Cada um é assolado por seus próprios problemas. O modelo da China não é democrático e precisa gerar altas taxas de crescimento para manter sua legitimidade. Por sua vez, na maior parte do Ocidente, a meritocracia vem deixando a desejar. Pela primeira vez, o 0,1% no topo da pirâmide nos EUA agora tem a mesma quantia de riqueza que os 90% mais abaixo (22% e 22,8% da riqueza nacional, respectivamente). Nos anos 80, a faixa de 90% da parte interior da pirâmide detinha cerca de 35% da riqueza dos EUA.

Parte disso pode ser atribuído ao fato de que hoje os ricos que trabalham também vivem dos investimentos de seu capital, que de forma constante vem rendendo mais do que a economia não financeira. A maioria dos donos do capital também trabalha para viver. Eles são mais difíceis de tributar do que aqueles que vivem apenas da renda econômica, uma vez que “suas altas rendas são vistas como sendo mais merecidas”. Como resultado, o Ocidente – e particularmente os EUA – está se tornando mais oligárquico. Podemos agradecer à Escola de Chicago por isso.

A desigualdade na China é ainda pior do que nos EUA – e continua crescendo. Uma explicação para a atual agitação em Hong Kong é que a cidade-Estado é basicamente governada por elites plutocráticas indicadas pela China. A maioria das pessoas, entretanto, não tem nem como arcar com uma moradia básica. A corrupção também cresce na China e em outras partes do mundo em desenvolvimento. Quanto mais o resto do mundo está amarrado à economia global, mais oportunidades de corrupção surgem.

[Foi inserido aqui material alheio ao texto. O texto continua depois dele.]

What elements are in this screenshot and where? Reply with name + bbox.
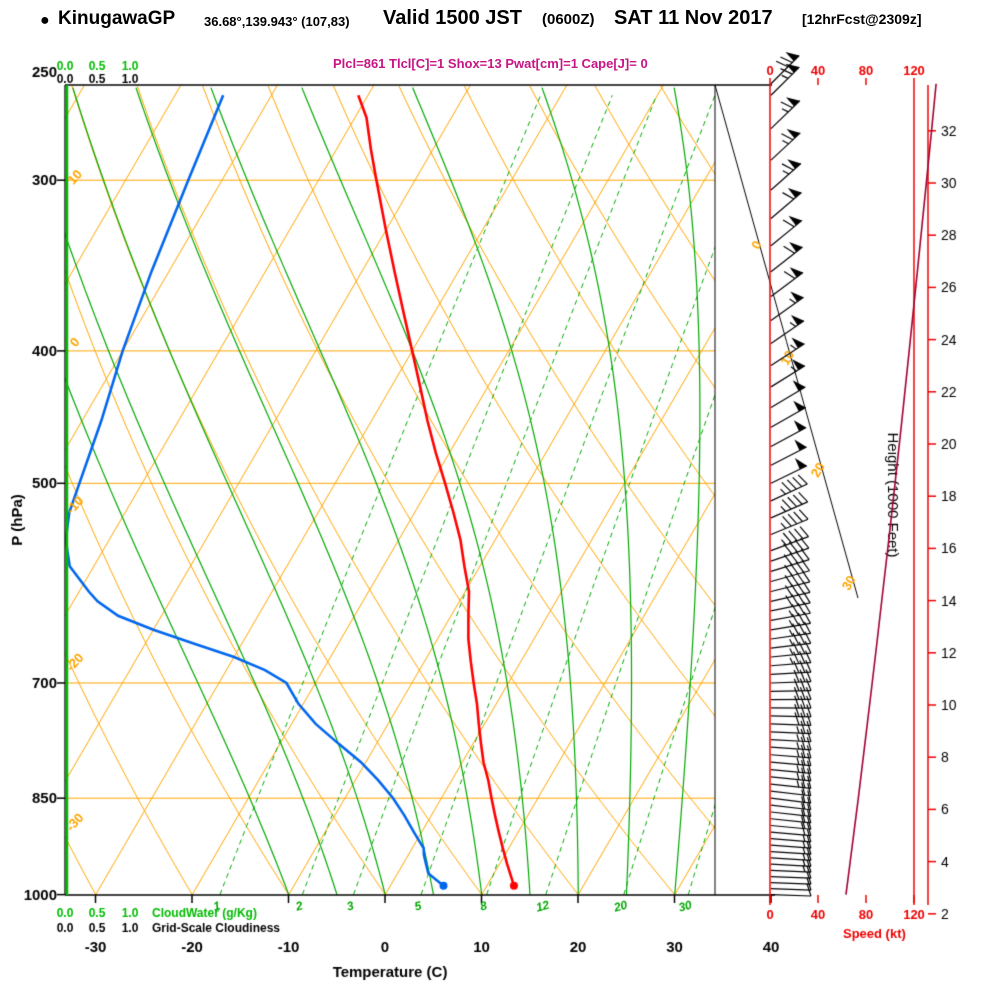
skewt-sounding-page: ● KinugawaGP 36.68°,139.943° (107,83) Va… xyxy=(0,0,1000,1000)
skewt-sounding-canvas xyxy=(0,0,1000,1000)
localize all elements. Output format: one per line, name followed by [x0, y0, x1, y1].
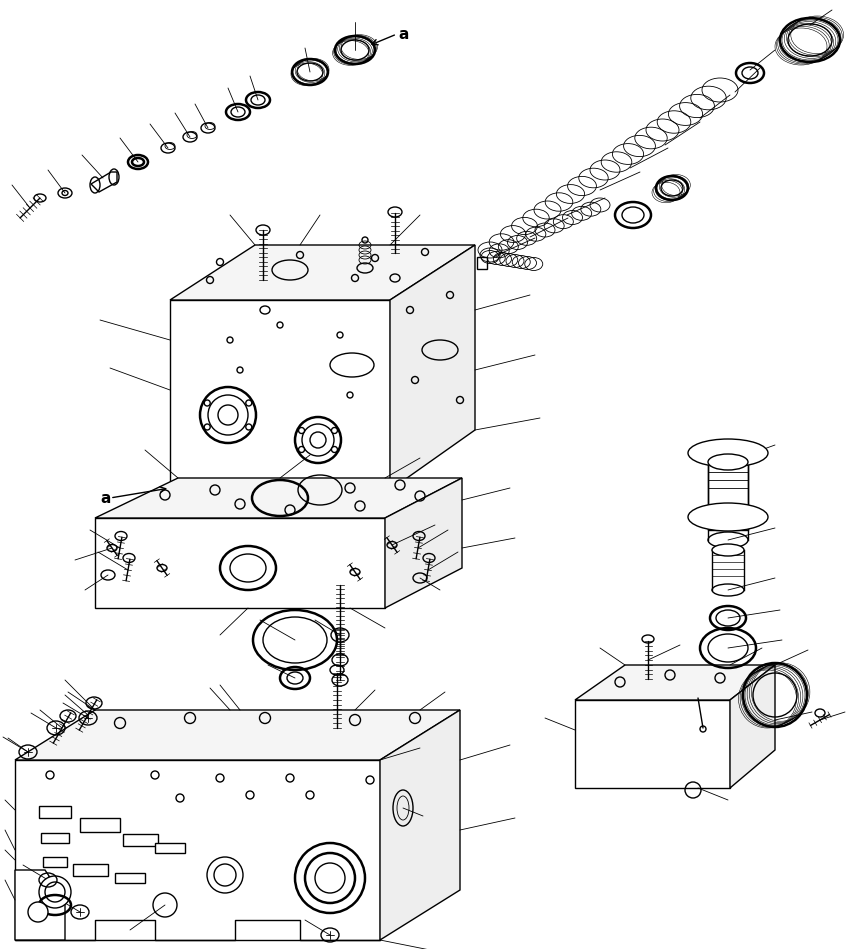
Ellipse shape — [708, 454, 748, 470]
Polygon shape — [170, 300, 390, 490]
Polygon shape — [385, 478, 462, 608]
Polygon shape — [390, 245, 475, 490]
Bar — [73, 864, 108, 876]
Polygon shape — [170, 245, 475, 300]
Ellipse shape — [712, 544, 744, 556]
Circle shape — [204, 400, 210, 406]
Bar — [43, 857, 67, 867]
Polygon shape — [15, 710, 460, 760]
Polygon shape — [91, 172, 117, 192]
Bar — [477, 257, 487, 269]
Circle shape — [331, 446, 337, 453]
Ellipse shape — [688, 439, 768, 467]
Ellipse shape — [688, 503, 768, 531]
Bar — [41, 833, 69, 843]
Bar — [39, 806, 71, 818]
Polygon shape — [95, 518, 385, 608]
Polygon shape — [575, 700, 730, 788]
Bar — [708, 448, 748, 530]
Circle shape — [204, 424, 210, 430]
Polygon shape — [95, 478, 462, 518]
Polygon shape — [730, 665, 775, 788]
Bar — [155, 843, 185, 853]
Circle shape — [298, 427, 304, 434]
Text: a: a — [398, 27, 408, 42]
Circle shape — [245, 424, 252, 430]
Circle shape — [331, 427, 337, 434]
Ellipse shape — [39, 876, 71, 908]
Polygon shape — [15, 760, 380, 940]
Polygon shape — [380, 710, 460, 940]
Bar — [80, 818, 120, 832]
Circle shape — [298, 446, 304, 453]
Circle shape — [245, 400, 252, 406]
Circle shape — [28, 902, 48, 922]
Polygon shape — [575, 665, 775, 700]
Text: a: a — [100, 491, 111, 506]
Bar — [123, 834, 158, 846]
Bar — [115, 873, 145, 883]
Polygon shape — [15, 870, 65, 940]
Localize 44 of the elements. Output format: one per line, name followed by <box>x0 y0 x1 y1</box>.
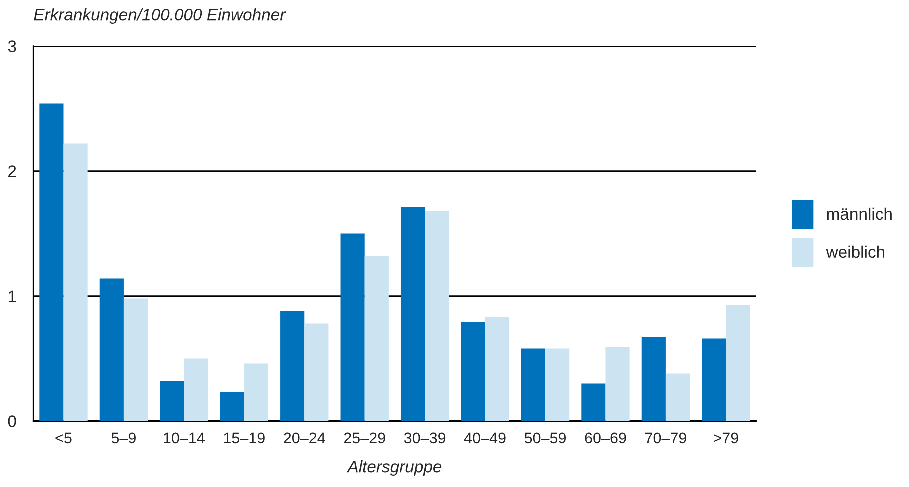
x-tick-label: 10–14 <box>164 432 205 444</box>
bar <box>160 381 184 422</box>
bar <box>726 305 750 422</box>
bar <box>40 104 64 422</box>
bar <box>606 348 630 422</box>
bar <box>220 392 244 422</box>
x-tick-label: 50–59 <box>524 432 566 444</box>
bar <box>461 322 486 422</box>
x-tick-label: <5 <box>56 432 72 444</box>
bar <box>364 256 389 422</box>
y-axis-title: Erkrankungen/100.000 Einwohner <box>34 8 286 24</box>
x-tick-label: 5–9 <box>112 432 136 444</box>
bar <box>124 298 148 422</box>
x-tick-label: 70–79 <box>646 432 686 444</box>
x-tick-label: 15–19 <box>224 432 265 444</box>
bar <box>582 384 606 422</box>
legend-label: männlich <box>827 208 892 220</box>
bar <box>521 348 546 422</box>
y-tick-label: 3 <box>8 40 16 52</box>
bar <box>100 278 124 422</box>
bar <box>666 374 690 422</box>
x-tick-label: 40–49 <box>464 432 506 444</box>
bar <box>702 338 726 422</box>
bar <box>340 234 365 422</box>
legend-label: weiblich <box>826 246 885 258</box>
y-tick-label: 2 <box>8 166 16 178</box>
bar <box>546 348 570 422</box>
bar <box>280 311 305 422</box>
x-axis-title: Altersgruppe <box>346 460 442 476</box>
x-tick-label: 20–24 <box>284 432 326 444</box>
x-tick-label: >79 <box>714 432 738 444</box>
y-tick-label: 0 <box>8 416 16 428</box>
bar <box>485 318 510 422</box>
bar <box>64 144 88 422</box>
x-tick-label: 30–39 <box>404 432 446 444</box>
bar <box>425 211 450 422</box>
bar <box>244 364 268 422</box>
x-tick-label: 25–29 <box>344 432 386 444</box>
x-tick-label: 60–69 <box>585 432 626 444</box>
bar <box>642 338 666 422</box>
bar <box>184 358 208 422</box>
bar <box>400 208 426 422</box>
bar <box>304 324 329 422</box>
y-tick-label: 1 <box>8 290 16 302</box>
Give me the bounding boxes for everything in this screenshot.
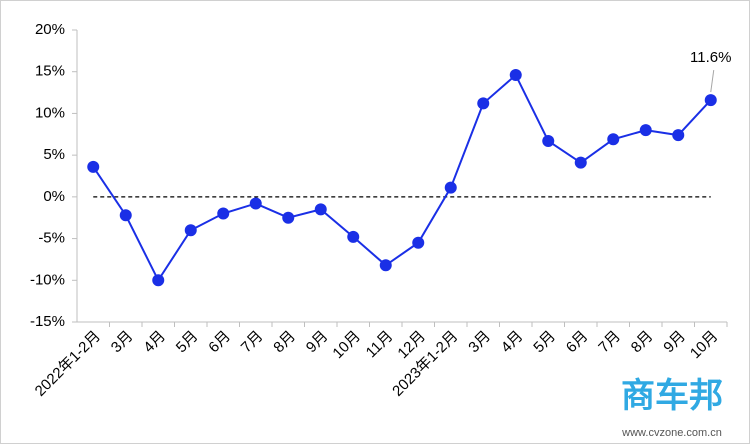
- data-point: [379, 259, 392, 272]
- data-point: [152, 274, 165, 287]
- data-point: [639, 124, 652, 137]
- watermark-logo: 商车邦: [621, 377, 723, 415]
- annotation: 11.6%: [690, 49, 731, 66]
- data-point: [607, 133, 620, 146]
- y-tick-label: 5%: [43, 146, 65, 163]
- data-point: [477, 97, 490, 110]
- data-point: [217, 207, 230, 220]
- y-tick-label: 20%: [35, 21, 65, 38]
- data-point: [184, 224, 197, 237]
- data-point: [412, 236, 425, 249]
- data-point: [672, 129, 685, 142]
- data-point: [444, 181, 457, 194]
- data-point: [282, 211, 295, 224]
- y-tick-label: 10%: [35, 104, 65, 121]
- data-point: [119, 209, 132, 222]
- data-point: [704, 94, 717, 107]
- y-tick-label: -5%: [38, 230, 65, 247]
- data-point: [87, 160, 100, 173]
- data-point: [314, 203, 327, 216]
- data-point: [347, 230, 360, 243]
- y-tick-label: 15%: [35, 63, 65, 80]
- y-tick-label: 0%: [43, 188, 65, 205]
- data-point: [249, 197, 262, 210]
- data-point: [509, 69, 522, 82]
- data-point: [574, 156, 587, 169]
- watermark-url: www.cvzone.com.cn: [621, 427, 722, 439]
- y-tick-label: -10%: [30, 271, 65, 288]
- series-line: [92, 73, 712, 283]
- data-point: [542, 134, 555, 147]
- y-tick-label: -15%: [30, 313, 65, 330]
- annotation-leader: [710, 70, 715, 93]
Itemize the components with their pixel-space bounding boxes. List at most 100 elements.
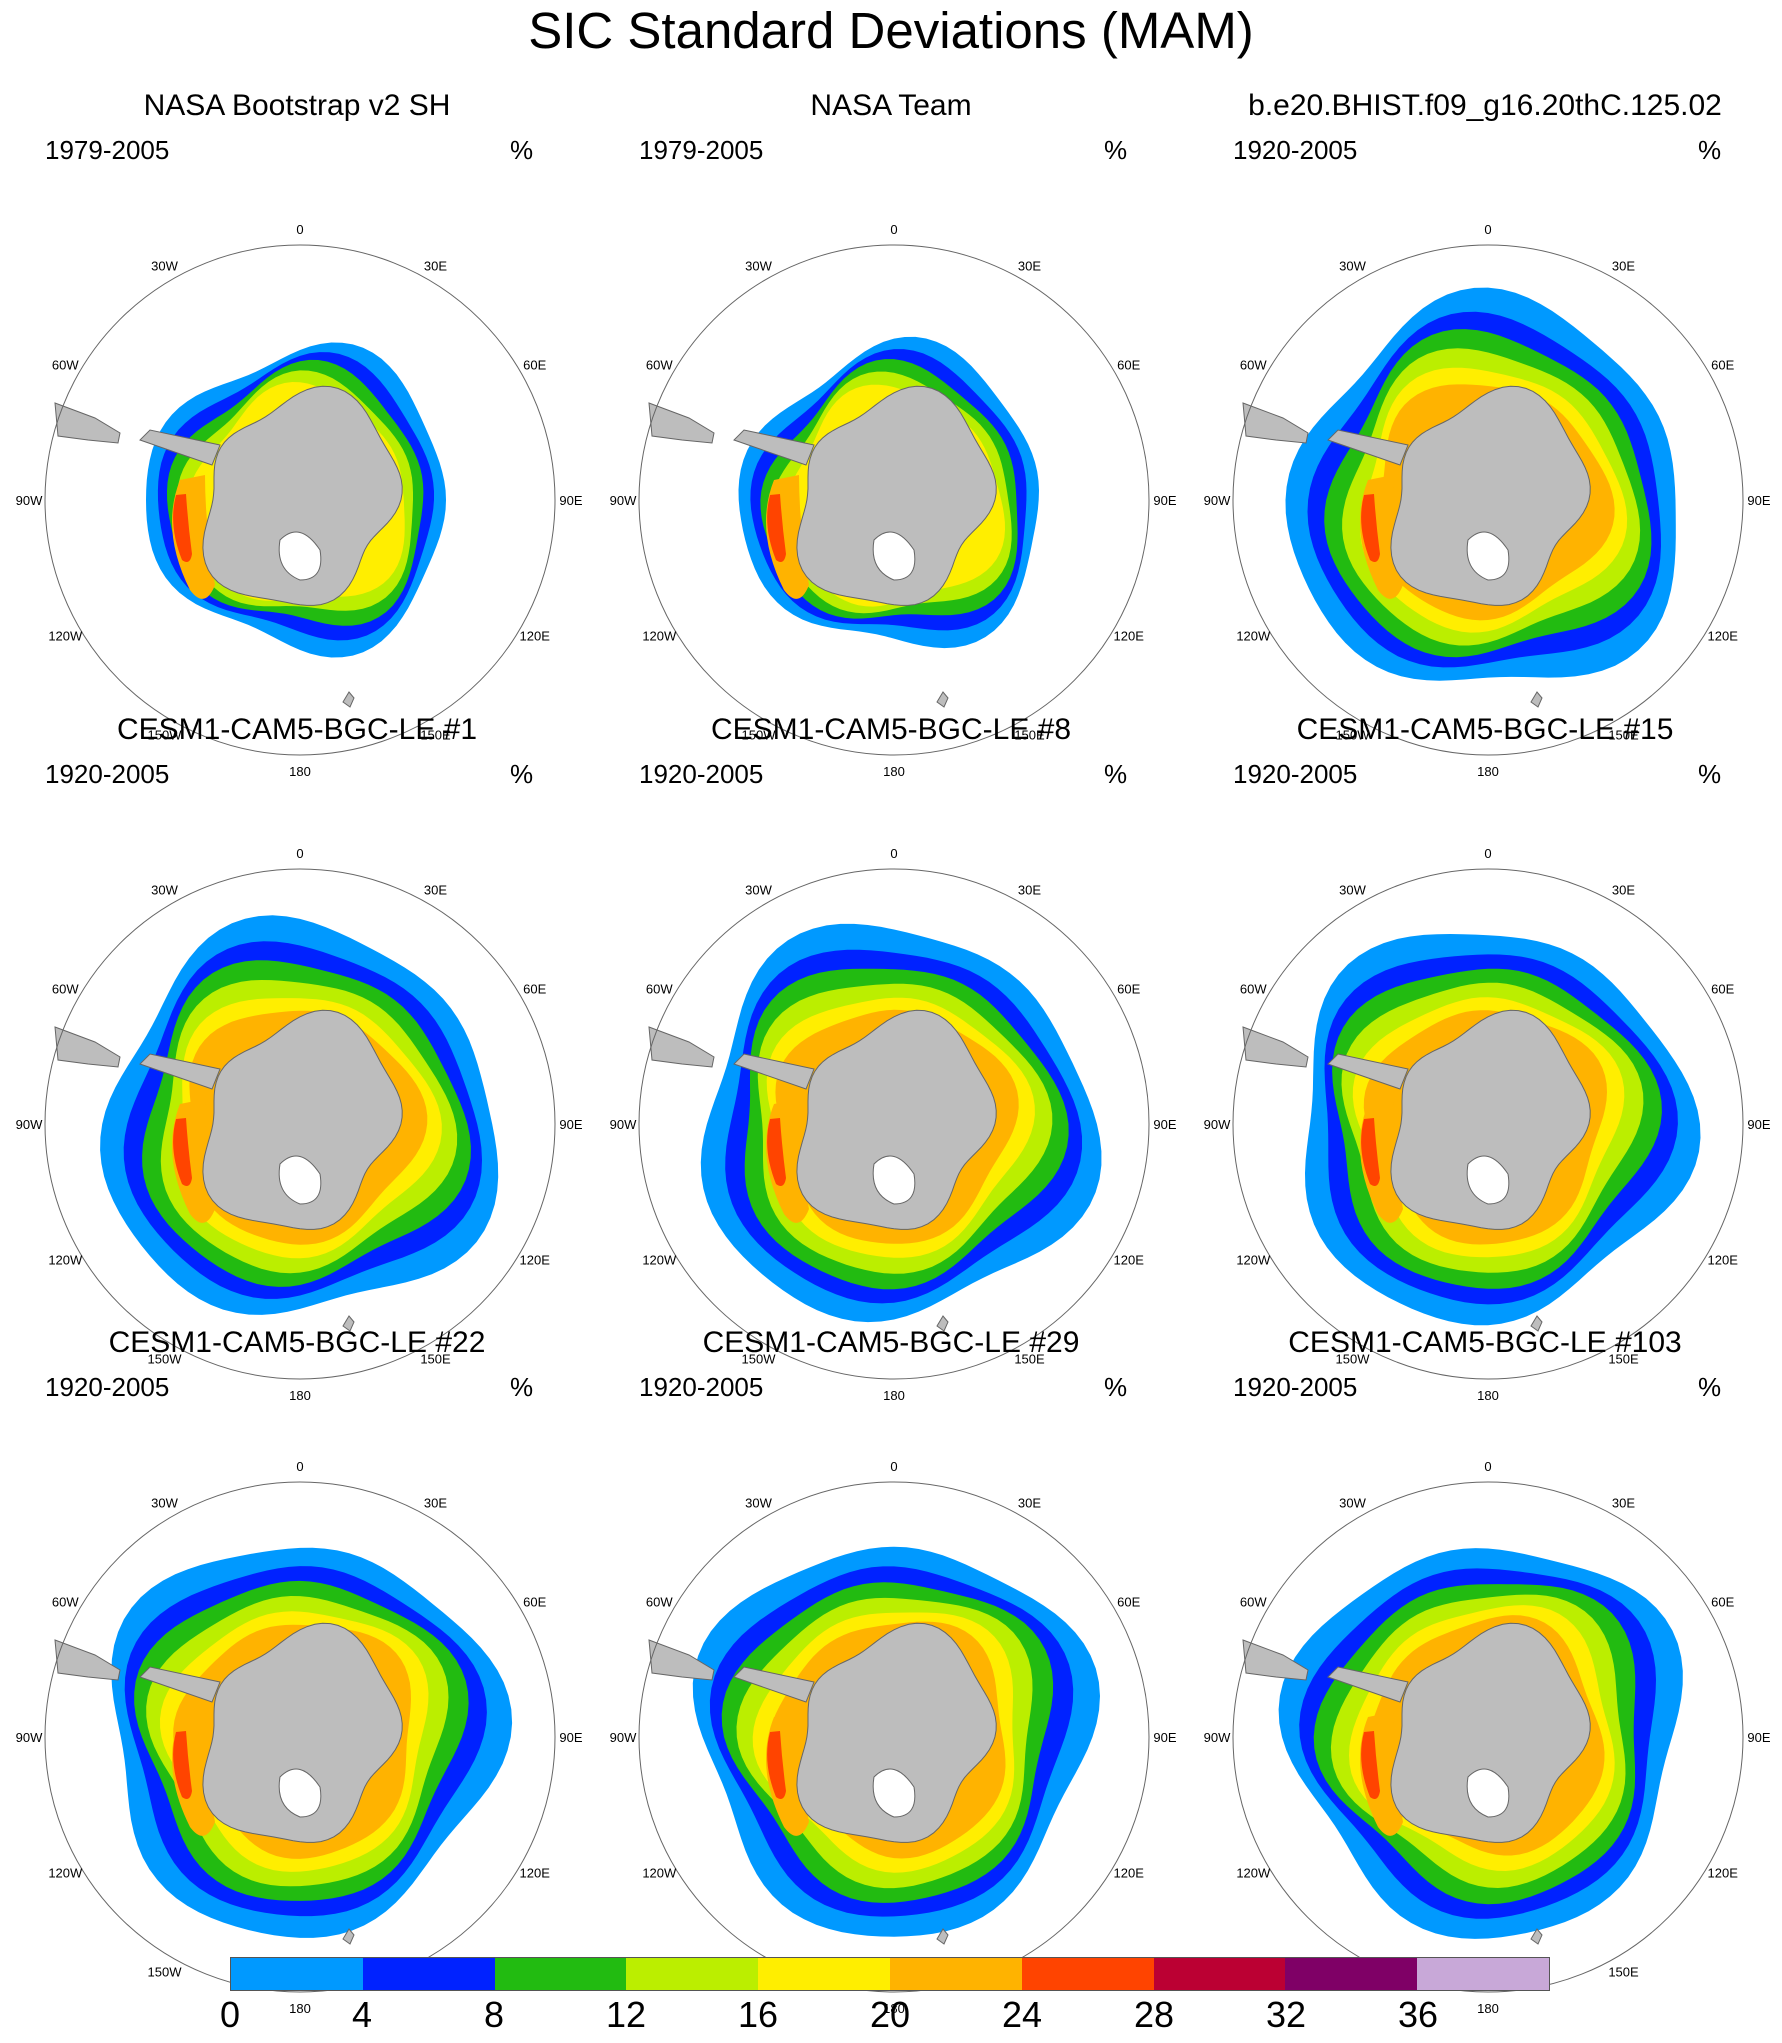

A conta de erros e omissões no comércio mundial feita pelo Fundo Monetário Internacional (FMI), que se refere a anomalias nos números, dobrou desde 2008, para cerca de US$ 200 bilhões. Uma das maneiras mais fáceis de esconder dinheiro

de suborno é contabilizar as exportações abaixo do valor real e as importações, acima. Ao murchar o que se ganha com as exportações e inflar o que se paga pelas importações, você pode fazer seus ganhos irregulares sumirem do radar. Advogados e firmas imobiliárias aos montes, especialmente em Londres e Nova York, se encarregam do resto. Eles também proporcionam o que Milanovic chama de “lavagem moral”, ao facilitar as generosas doações cleptocráticas a galerias de arte e à Ivy League – universidades de mais renome dos EUA.

Quanto mais de perto se olha, maior a impressão de que os dois tipos de capitalismo de Milanovic estão se fundindo. No Ocidente, argumenta-se que a meritocracia parece cada vez mais oca, enquanto a promessa de crescimento eterno da China certamente precisa chegar ao fim. O que se sabe com certeza é que há uma crescente desigualdade entre os países e dentro deles. Nenhum sistema, seja liberal ou iliberal, é capaz de tolerar indefinidamente uma plutocracia.

“Enquanto os capitalistas usavam seu excesso de renda para investir, em vez de consumir, o contrato social se mantinha”, escreve Milanovic. Seu livro deixa poucas dúvidas de que o contrato social não está mais se mantendo. Esteja você vivendo em Pequim ou Nova York, a hora de renegociar tal contrato se aproxima.